Prob. 6. I hope it is clear
to you that in the absence of friction, the answer must be that the larger
unknown mass M = 4m. The
formal way of seeing this is to set up a ratio. Since the acceleration for each case is the same, and since Newton’s
second law is a = F/m, then F/m = 4F/M. M must be 4m.
Prob. 9. Acceleration is defined
as a = (change in velocity)/(time interval). Thus, the runner accelerates at
a = (1 m/s)/(2 s) = 0.5 m/s2.
The force of the ground acting on him to cause this acceleration must be
according to Newton’s second law, or F = ma. We find F = (60 kg)(0.5 m/s2)
= 30 N.
1. Suppose you are riding a bike along University Avenue toward the East on a day when the air is calm. The direction of the wind drag force is toward the ____.
(1)
E (2) W (3) N (4) S
2. Be careful that this question does not fool
you! A box slides on a frictionless
horizontal surface under the action of the forces shown. Which one or more of these are true at a
given instant?
a) The box can be moving to the left.
b) The box can be moving to the right.
c) The box has an acceleration to the
right.
(1)
b (2) a and c (3) b and c (4) c (5) a, b and c
3. A bowling ball rolls along an alley at constant
velocity. Which one or more of these
are true?
a)
There can be no forces acting horizontally.
b)
The gravity force is not acting on the ball.

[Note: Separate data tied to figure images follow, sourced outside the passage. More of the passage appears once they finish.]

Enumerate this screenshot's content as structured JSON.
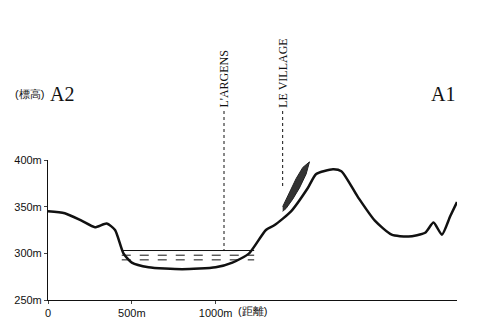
{
  "chart_data": {
    "type": "line",
    "color": "#111111",
    "x_label": "(距離)",
    "y_label": "(標高)",
    "end_labels": {
      "left": "A2",
      "right": "A1"
    },
    "x": [
      0,
      100,
      200,
      280,
      350,
      400,
      450,
      500,
      600,
      800,
      1000,
      1100,
      1200,
      1300,
      1350,
      1450,
      1550,
      1600,
      1700,
      1750,
      1850,
      1950,
      2050,
      2150,
      2250,
      2300,
      2350,
      2400,
      2440
    ],
    "values": [
      345,
      343,
      335,
      328,
      332,
      325,
      300,
      290,
      285,
      283,
      285,
      290,
      300,
      325,
      330,
      345,
      370,
      385,
      390,
      388,
      360,
      335,
      320,
      318,
      322,
      333,
      320,
      340,
      355
    ],
    "xlim": [
      0,
      2440
    ],
    "xticks": [
      0,
      {
        "value": 500,
        "label": "500m"
      },
      {
        "value": 1000,
        "label": "1000m"
      }
    ],
    "ylim": [
      250,
      400
    ],
    "yticks": [
      {
        "value": 250,
        "label": "250m"
      },
      {
        "value": 300,
        "label": "300m"
      },
      {
        "value": 350,
        "label": "350m"
      },
      {
        "value": 400,
        "label": "400m"
      }
    ],
    "grid": false,
    "water": {
      "xlim": [
        440,
        1230
      ],
      "levels": [
        303,
        298,
        293
      ]
    },
    "village": {
      "x": [
        1400,
        1440,
        1480,
        1520,
        1560,
        1540,
        1500,
        1460,
        1420,
        1400
      ],
      "y": [
        350,
        365,
        380,
        392,
        398,
        385,
        370,
        358,
        348,
        345
      ]
    },
    "labels": [
      {
        "text": "L'ARGENS",
        "x": 1050,
        "y": 303
      },
      {
        "text": "LE VILLAGE",
        "x": 1400,
        "y": 372
      }
    ]
  }
}
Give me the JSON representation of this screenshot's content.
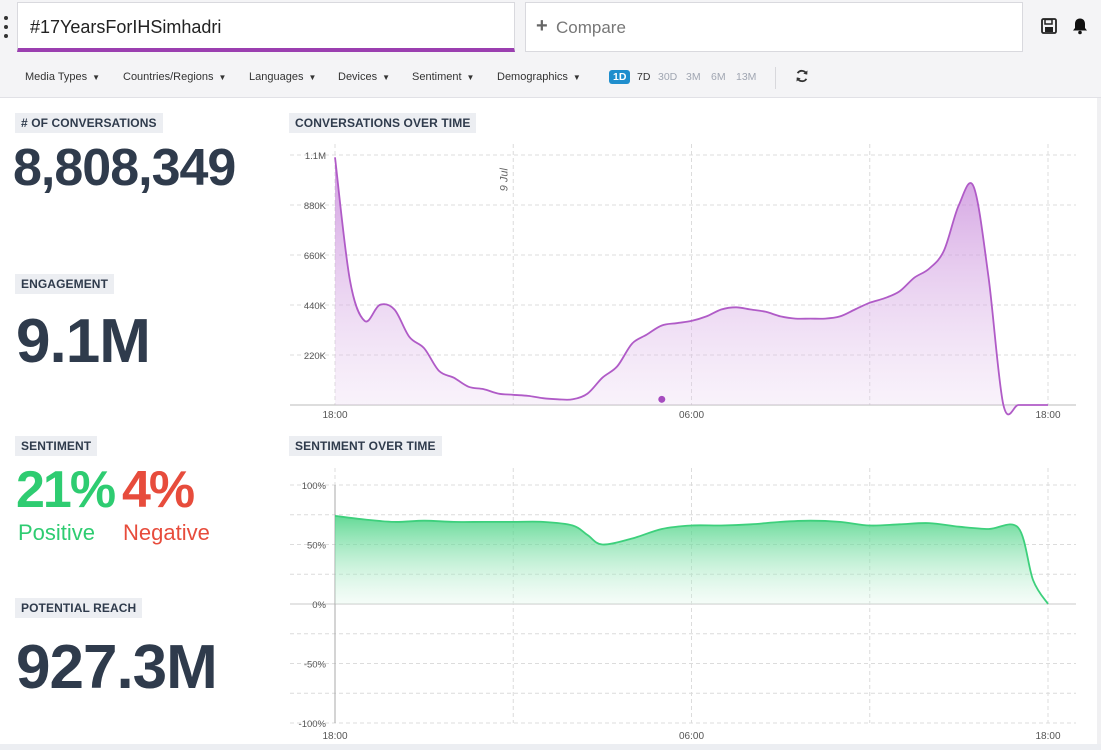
{
  "header": {
    "query": "#17YearsForIHSimhadri",
    "compare_label": "Compare"
  },
  "filters": [
    {
      "label": "Media Types"
    },
    {
      "label": "Countries/Regions"
    },
    {
      "label": "Languages"
    },
    {
      "label": "Devices"
    },
    {
      "label": "Sentiment"
    },
    {
      "label": "Demographics"
    }
  ],
  "ranges": [
    {
      "label": "1D",
      "active": true
    },
    {
      "label": "7D",
      "active": false
    },
    {
      "label": "30D",
      "active": false
    },
    {
      "label": "3M",
      "active": false
    },
    {
      "label": "6M",
      "active": false
    },
    {
      "label": "13M",
      "active": false
    }
  ],
  "metrics": {
    "conversations": {
      "label": "# OF CONVERSATIONS",
      "value": "8,808,349"
    },
    "engagement": {
      "label": "ENGAGEMENT",
      "value": "9.1M"
    },
    "sentiment": {
      "label": "SENTIMENT",
      "positive_value": "21%",
      "positive_label": "Positive",
      "negative_value": "4%",
      "negative_label": "Negative"
    },
    "reach": {
      "label": "POTENTIAL REACH",
      "value": "927.3M"
    }
  },
  "colors": {
    "accent": "#9b3fb0",
    "conversations_line": "#b05bc7",
    "sentiment_line": "#3dd07c",
    "positive": "#2ecc71",
    "negative": "#e74c3c",
    "active_range": "#1f8ecd"
  },
  "icons": {
    "save": "save-icon",
    "bell": "bell-icon",
    "refresh": "refresh-icon",
    "menu": "menu-dots-icon"
  },
  "chart_data": [
    {
      "type": "area",
      "title": "CONVERSATIONS OVER TIME",
      "x_ticks": [
        "18:00",
        "06:00",
        "18:00"
      ],
      "y_ticks": [
        "220K",
        "440K",
        "660K",
        "880K",
        "1.1M"
      ],
      "ylim": [
        0,
        1100000
      ],
      "xlim": [
        0,
        24
      ],
      "annotation": "9 Jul",
      "annotation_x": 6,
      "marker": {
        "x": 11,
        "y": 25000
      },
      "series": [
        {
          "x": [
            0,
            0.5,
            1,
            1.5,
            2,
            2.5,
            3,
            3.5,
            4,
            4.5,
            5,
            5.5,
            6,
            6.5,
            7,
            7.5,
            8,
            8.5,
            9,
            9.5,
            10,
            10.5,
            11,
            11.5,
            12,
            12.5,
            13,
            13.5,
            14,
            14.5,
            15,
            15.5,
            16,
            16.5,
            17,
            17.5,
            18,
            18.5,
            19,
            19.5,
            20,
            20.5,
            21,
            21.5,
            22,
            22.5,
            23,
            23.5,
            24
          ],
          "values": [
            1090000,
            550000,
            370000,
            440000,
            420000,
            300000,
            250000,
            150000,
            120000,
            80000,
            70000,
            50000,
            45000,
            40000,
            30000,
            25000,
            25000,
            50000,
            120000,
            170000,
            270000,
            310000,
            350000,
            360000,
            370000,
            390000,
            420000,
            430000,
            420000,
            410000,
            390000,
            380000,
            380000,
            380000,
            390000,
            420000,
            450000,
            470000,
            500000,
            560000,
            600000,
            680000,
            880000,
            960000,
            560000,
            0,
            0,
            0,
            0
          ]
        }
      ]
    },
    {
      "type": "area",
      "title": "SENTIMENT OVER TIME",
      "x_ticks": [
        "18:00",
        "06:00",
        "18:00"
      ],
      "y_ticks": [
        "100%",
        "50%",
        "0%",
        "-50%",
        "-100%"
      ],
      "ylim": [
        -100,
        100
      ],
      "xlim": [
        0,
        24
      ],
      "series": [
        {
          "x": [
            0,
            1,
            2,
            3,
            4,
            5,
            6,
            7,
            8,
            8.5,
            9,
            10,
            11,
            12,
            13,
            14,
            15,
            16,
            17,
            18,
            19,
            20,
            21,
            22,
            23,
            23.5,
            24
          ],
          "values": [
            74,
            71,
            69,
            70,
            69,
            69,
            69,
            69,
            66,
            58,
            50,
            55,
            63,
            66,
            66,
            67,
            69,
            70,
            69,
            66,
            67,
            68,
            65,
            63,
            64,
            20,
            0
          ]
        }
      ]
    }
  ]
}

c) There can be no net force acting on the ball.
(1) a
(2) b (3) c (4) a and b (5) b and c
4. A ball is tossed
upward. As the ball rises, it slows at
the rate 9.8 m/s2, as expected.
When the ball reaches its highest point, its velocity is zero for an
instant. Is the acceleration also zero?
5. A ball rolls at a speed
of 3.0 m/s along a straight path, then changes direction and once again rolls
at a speed of 3.0 m/s. Has the velocity
changed? Why?
6. One force on an object
has a strength of 60 N acting to the north; a second force has a strength of 80
N acting toward the east. Sketch these
forces and show the effective resulting force.
8. A mass m = 4 kg is at rest on a table top. A person pushes on the mass with a force of
12 N and sees that the mass has an acceleration of only 1.0 m/s2. What is the friction force?
9. A cart is moving 3 m/s
toward the East. During a 3 second
interval the cart changes its motion to 9 m/s toward the West. The average acceleration of the cart is
____m/s2. The direction of
the acceleration is toward the ____.